The foundations of Rhino are ready for broader and deeper applications of its capabilities. As plugins for Rhino have been developed over the years, it has spurred a thriving developer community with advanced tools for data and geometry manipulation.
In Version 6, Rhino was made into a Dynamic Link Library (DLL), which allowed for a couple of things to happen in the development of Rhino 7:
A. Plugins (particularly C++) developed for Rhino 6 will work with Rhino 7 and possibly later versions without breaking the SDK.
- For scripters, this provides a more solid footing for the development and support that would be necessary for plugins.
- For Firms and BIM/VDC Managers, this gives more long-term reliability in the tools that are incorporated into certain workflows
B. Rhino can be run as a plugin within other applications
- Standalone Console Apps / .NET Web Servers (Rhino Compute)
- Revit (Rhino.Inside.Revit)
Rhino Compute lets Rhino run on a .NET Web Server, effectively bringing Rhino to the cloud.
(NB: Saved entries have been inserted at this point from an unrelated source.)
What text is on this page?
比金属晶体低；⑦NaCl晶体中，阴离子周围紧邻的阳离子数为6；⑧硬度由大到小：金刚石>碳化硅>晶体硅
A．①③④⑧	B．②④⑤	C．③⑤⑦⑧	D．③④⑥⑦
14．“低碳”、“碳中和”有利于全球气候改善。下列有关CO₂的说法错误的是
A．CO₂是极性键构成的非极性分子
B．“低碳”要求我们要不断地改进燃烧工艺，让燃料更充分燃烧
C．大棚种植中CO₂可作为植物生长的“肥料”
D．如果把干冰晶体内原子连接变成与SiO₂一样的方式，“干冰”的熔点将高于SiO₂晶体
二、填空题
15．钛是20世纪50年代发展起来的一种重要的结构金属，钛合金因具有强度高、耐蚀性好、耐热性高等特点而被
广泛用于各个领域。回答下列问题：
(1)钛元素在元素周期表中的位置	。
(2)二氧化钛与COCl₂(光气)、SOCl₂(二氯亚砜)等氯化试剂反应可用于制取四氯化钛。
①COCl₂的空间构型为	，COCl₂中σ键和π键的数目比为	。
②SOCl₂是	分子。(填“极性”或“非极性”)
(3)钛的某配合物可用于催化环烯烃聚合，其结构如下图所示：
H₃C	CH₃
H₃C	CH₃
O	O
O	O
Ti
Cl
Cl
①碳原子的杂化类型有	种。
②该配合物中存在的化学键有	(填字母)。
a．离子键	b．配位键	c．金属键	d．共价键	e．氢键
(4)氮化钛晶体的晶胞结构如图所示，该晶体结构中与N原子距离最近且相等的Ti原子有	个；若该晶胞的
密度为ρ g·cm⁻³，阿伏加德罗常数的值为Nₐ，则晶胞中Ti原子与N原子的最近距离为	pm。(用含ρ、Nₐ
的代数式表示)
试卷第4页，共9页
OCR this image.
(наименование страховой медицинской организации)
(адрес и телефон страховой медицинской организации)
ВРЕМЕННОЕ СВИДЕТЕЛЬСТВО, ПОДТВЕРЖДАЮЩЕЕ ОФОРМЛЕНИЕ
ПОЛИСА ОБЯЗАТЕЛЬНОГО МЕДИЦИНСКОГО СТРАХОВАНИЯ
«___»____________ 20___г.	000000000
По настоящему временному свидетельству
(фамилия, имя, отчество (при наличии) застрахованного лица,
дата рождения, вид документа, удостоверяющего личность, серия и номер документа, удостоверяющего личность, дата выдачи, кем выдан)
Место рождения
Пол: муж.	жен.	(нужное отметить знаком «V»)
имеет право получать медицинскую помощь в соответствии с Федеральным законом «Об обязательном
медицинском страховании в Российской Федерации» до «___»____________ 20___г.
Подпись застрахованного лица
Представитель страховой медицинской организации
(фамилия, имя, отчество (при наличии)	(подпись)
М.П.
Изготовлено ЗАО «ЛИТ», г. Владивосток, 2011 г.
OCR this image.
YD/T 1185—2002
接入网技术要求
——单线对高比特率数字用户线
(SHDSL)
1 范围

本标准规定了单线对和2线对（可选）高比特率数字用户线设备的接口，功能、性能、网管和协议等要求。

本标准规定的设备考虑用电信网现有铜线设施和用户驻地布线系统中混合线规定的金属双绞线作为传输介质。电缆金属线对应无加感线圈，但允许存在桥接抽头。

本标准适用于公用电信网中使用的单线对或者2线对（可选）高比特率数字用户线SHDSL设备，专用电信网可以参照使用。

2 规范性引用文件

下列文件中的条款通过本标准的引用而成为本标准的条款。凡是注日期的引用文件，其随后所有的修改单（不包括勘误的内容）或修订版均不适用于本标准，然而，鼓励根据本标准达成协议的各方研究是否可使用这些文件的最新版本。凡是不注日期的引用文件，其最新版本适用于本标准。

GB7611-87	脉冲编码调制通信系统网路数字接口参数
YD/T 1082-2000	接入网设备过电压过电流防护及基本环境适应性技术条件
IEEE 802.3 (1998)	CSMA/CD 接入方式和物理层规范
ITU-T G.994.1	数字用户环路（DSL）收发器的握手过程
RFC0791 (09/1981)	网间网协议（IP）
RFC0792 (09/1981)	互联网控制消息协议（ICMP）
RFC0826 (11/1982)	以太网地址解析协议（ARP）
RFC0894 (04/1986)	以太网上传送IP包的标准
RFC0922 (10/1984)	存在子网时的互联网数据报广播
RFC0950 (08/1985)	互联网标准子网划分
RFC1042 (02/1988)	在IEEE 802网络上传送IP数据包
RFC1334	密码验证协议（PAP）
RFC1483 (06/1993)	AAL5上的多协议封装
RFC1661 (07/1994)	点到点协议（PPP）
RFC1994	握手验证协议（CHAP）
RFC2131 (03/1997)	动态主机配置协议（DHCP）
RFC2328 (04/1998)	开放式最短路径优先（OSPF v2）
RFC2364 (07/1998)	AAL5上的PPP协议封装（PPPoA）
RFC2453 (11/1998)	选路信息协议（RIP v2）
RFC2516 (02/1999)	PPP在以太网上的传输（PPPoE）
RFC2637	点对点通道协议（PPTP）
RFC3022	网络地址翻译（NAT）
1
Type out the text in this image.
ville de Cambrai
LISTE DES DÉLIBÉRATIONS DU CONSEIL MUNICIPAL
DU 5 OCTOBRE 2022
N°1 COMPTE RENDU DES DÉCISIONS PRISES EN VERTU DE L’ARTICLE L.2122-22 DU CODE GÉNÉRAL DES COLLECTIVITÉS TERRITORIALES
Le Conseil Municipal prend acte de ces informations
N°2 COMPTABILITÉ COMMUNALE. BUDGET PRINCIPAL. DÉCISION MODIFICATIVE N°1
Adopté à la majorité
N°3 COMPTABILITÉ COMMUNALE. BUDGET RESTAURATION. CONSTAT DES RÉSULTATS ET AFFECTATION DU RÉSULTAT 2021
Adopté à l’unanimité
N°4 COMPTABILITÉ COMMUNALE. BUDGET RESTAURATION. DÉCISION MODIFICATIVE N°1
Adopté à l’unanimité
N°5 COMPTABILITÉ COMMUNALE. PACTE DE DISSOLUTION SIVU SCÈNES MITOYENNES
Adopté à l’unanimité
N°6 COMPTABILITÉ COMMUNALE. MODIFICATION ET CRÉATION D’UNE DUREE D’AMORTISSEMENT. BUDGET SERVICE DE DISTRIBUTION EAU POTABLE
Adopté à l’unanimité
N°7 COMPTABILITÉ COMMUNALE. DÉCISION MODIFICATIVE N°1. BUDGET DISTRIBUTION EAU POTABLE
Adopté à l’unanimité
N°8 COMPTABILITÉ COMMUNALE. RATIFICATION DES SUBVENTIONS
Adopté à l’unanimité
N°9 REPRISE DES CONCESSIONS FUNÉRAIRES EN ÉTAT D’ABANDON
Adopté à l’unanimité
Startups such as Hypar are working to bring Grasshopper scripting and much more to the web browser, allowing for design input to come from anyone, anywhere.
The most popular flavor of the Rhino.Inside technology is Rhino.Inside.Revit (beta, free), which has effectively made Rhino 7 the largest possible plugin for Revit. Not only is it the full version of Rhino running within Revit’s memory space, but all of the plugins are compatible with Rhino 7 as well. Plugins that had been developed for Rhino 6 remain compatible, so the functionality that is part of many scripts and workflows can endure.
There are new Grasshopper Components found in V7, with the majority available within Rhino.Inside.Revit, in the Revit Tab.
Rhino 7 provides a framework with minimal barriers to entry. From the lone wolf coder to the multi-national firm, Rhino 7 can be very powerful if leveraged properly. A great conversation with Steve Baer, Luis Fraguada, and Will Pearson of Robert McNeel & Associates can be found on ProArchitect’s Youtube page. They discuss the rationale and forward-thinking concepts behind Rhino 7 and the Rhino.Inside technology, but for the most part, opine on Rhino Compute.